Run the benchmark suite

PYTHONPATH=. python benchmarks/run_public_benchmarks.py --check

By default this command prints the benchmark summary and writes report artifacts to benchmarks/reports/fixed_public/.

Generated report artifacts

File Purpose
public_benchmark_report.md Human-readable benchmark report for GitHub/docs
public_benchmark_summary.csv Variant-level metrics summary
public_benchmark_details.csv Per-case performance details
public_benchmark_report.json Structured machine-readable report bundle

Current fixed release suite

The current benchmark-backed default workflow has exact agreement on the real/public PK cases and several targeted synthetic checks, with the remaining gaps concentrated in the hardest collinearity-heavy synthetic scenarios.

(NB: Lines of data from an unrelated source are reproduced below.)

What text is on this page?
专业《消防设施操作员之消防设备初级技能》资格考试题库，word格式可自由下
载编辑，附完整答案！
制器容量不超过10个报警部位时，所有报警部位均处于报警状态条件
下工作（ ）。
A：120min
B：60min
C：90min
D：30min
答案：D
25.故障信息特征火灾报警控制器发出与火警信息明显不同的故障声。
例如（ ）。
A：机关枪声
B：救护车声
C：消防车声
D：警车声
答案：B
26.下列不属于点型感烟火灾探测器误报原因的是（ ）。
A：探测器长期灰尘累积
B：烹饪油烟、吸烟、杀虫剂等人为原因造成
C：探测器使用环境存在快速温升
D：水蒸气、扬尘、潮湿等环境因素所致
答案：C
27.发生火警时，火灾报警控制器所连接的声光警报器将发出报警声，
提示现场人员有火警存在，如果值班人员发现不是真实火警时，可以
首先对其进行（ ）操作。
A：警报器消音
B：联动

Dataset Target / published covariates Current agreement Source / data
pheno CL/WGT, VC/WGT, VC/ASPHYXIA Exact Pharmpy example model/data
eleveld_union A1V2, AGE, HGT, M1F2, PMA, TECH, WGT Exact Wahlquist public propofol benchmark repo
ggpmx_theophylline CL/AGE0, CL/SEX_1, CL/STUD_2, CL/WT0, V/WT0 Exact ggPMX theophylline example files
high_shrinkage_user_input CL/WT Exact Generated in package
age_pma_distinct CL/AGE, CL/PMA, CL/WT Exact Generated in package
interaction_xor_screening CL/COPD, CL/SMK, CL/COPD__xor__SMK Exact Generated in package
asiimwe_correlated_small_n CL/CRCL, CL/SEX, CL/WT, V/WT Partial Generated in package
shapcov_collinear CL/AGE, CL/CRCL, CL/WT, V/WT Partial Generated in package

How to read the benchmark output

Primary summary

Compares configuration variants like baseline, RFE, shrinkage-aware, and combined workflows across the fixed suite.

Per-case details

Shows precision, recall, F1, and FDR for each benchmark case, which is what you use to understand where the workflow helps and where it is still conservative.

The benchmark gate is used to choose defaults. New features should only become default behavior if they improve or preserve the pinned public baseline.

Useful command variants

# write report bundle to the default location
PYTHONPATH=. python benchmarks/run_public_benchmarks.py